Dans son arrêt du 8 mars 2023, la Cour d’appel de Liège a considéré qu’une concession de droits d’auteur était abusive.
La décision concerne l’ancien régime et non les nouvelles règles, entrées en vigueur le 1er janvier 2023.
L’affaire concernait un architecte qui avait concédé ses droits d’auteur à la société à l’entremise de laquelle il exerçait sa profession et dont il était l’unique gérant et actionnaire. Pour les deux exercices d’imposition concernés, il avait déclaré quelque 57K€ à titre de revenus de la concession de droits d’auteur (à chaque fois pile 37,5K€ indexés) ainsi que quelque 15K€ à titre de revenus professionnels.
Les revenus résultant de la cession ou de la concession de droits d’auteurs étaient qualifiés de revenus mobiliers jusqu’à 37,5K€ (à indexer) par an, taxables à 15% au lieu du taux progressif frappant les revenus professionnels (outre les cotisations sociales). Pour être protégée par les droits d’auteur, l’œuvre devait être une création intellectuelle propre à l’auteur, reflétant sa personnalité et s’exprimant à travers ses choix libres et créatifs.

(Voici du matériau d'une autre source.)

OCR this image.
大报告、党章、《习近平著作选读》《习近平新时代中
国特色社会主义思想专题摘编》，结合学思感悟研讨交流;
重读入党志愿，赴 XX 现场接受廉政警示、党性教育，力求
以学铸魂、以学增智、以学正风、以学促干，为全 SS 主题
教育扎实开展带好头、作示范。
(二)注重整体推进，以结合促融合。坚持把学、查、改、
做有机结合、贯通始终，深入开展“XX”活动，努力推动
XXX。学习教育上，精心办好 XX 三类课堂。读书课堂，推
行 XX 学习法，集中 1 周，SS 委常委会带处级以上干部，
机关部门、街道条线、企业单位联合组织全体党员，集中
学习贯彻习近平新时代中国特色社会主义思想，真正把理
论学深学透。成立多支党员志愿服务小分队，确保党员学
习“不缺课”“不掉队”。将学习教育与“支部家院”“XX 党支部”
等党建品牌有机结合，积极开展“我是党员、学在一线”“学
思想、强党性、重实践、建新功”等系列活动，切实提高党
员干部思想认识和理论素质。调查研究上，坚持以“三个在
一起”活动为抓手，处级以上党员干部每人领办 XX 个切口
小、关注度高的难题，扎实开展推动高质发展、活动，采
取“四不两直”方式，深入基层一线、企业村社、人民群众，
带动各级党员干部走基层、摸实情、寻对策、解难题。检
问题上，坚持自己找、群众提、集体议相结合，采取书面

La Cour d’appel de Liège a refusé l’application du régime fiscal à l’architecte, dont les créations étaient pourtant bien protégées par les droits d’auteur, estimant qu’il avait commis un abus, ayant réalisé une opération par laquelle il prétendait à un avantage fiscal prévu par une disposition du Code des impôts sur les revenus, dont l’octroi est contraire aux objectifs de cette disposition – selon la Cour, sur base des travaux parlementaires, protéger les seuls artistes dont les revenus sont aléatoires - et dont le but essentiel est l’obtention de cet avantage. Le contribuable ne démontrant pas que son choix se justifiait par des motifs autres que fiscaux, l’administration pouvait le taxer comme si l’abus n’avait pas eu lieu, au titre de rémunérations de dirigeant.
L’objectif d’une disposition est a priori contenu dans la disposition légale elle-même et, en principe, ce n’est que lorsque celle-ci n’éclaire pas qu’il faut examiner les travaux préparatoires.
En l’occurrence, la disposition légale ne restreint pas la catégorie des bénéficiaires, pourvu qu’ils aient cédé/concédé des droits d’auteur.
Quant aux travaux préparatoires, ils indiquent effectivement à de très nombreuses reprises que le régime particulier vise à instaurer une fiscalité plus conforme à la capacité contributive des artistes, compte tenu des risques auxquels ils sont soumis, que ne connaissent pas les autres professions : risque de créativité, risque lié à l'intermittence de l'activité rémunérée, risque lié aux aléas du succès, de la mode, … Néanmoins, si la proposition initiale ne visait que les artistes visés par une loi du 24 décembre 2002, à savoir ceux « de l'audiovisuel et des arts plastiques, de la musique, de la littérature, du spectacle, du théâtre et de la chorégraphie », le texte a été modifié pour viser la loi du 30 juin 1994 relative aux droits d’auteur (insérée entretemps dans le Code de droit économique).
Il a par ailleurs été relevé lors des travaux parlementaires :
Les travaux parlementaires ont donc bien envisagé les auteurs autres que les seuls artistes ayant des revenus aléatoires et ils n’ont exclu aucun(e) secteur/catégorie professionnelle. A cet égard, la Cour constitutionnelle, dans un arrêt du 30 octobre 2013, a indiqué à propos de l’abus fiscal qu’il fallait que l’effet de l’opération soit en contradiction avec les objectifs de la disposition, et pas simplement étranger à ces objectifs.
Si, en l’espèce, le but fiscal était, comme le souligne la Cour, révélé par l’alignement des droits d’auteur sur le plafond légal indexé, nous doutons que l’architecte ait réellement enfreint l’objectif du législateur. Il faut cependant savoir que les juges peuvent avoir une vision différente.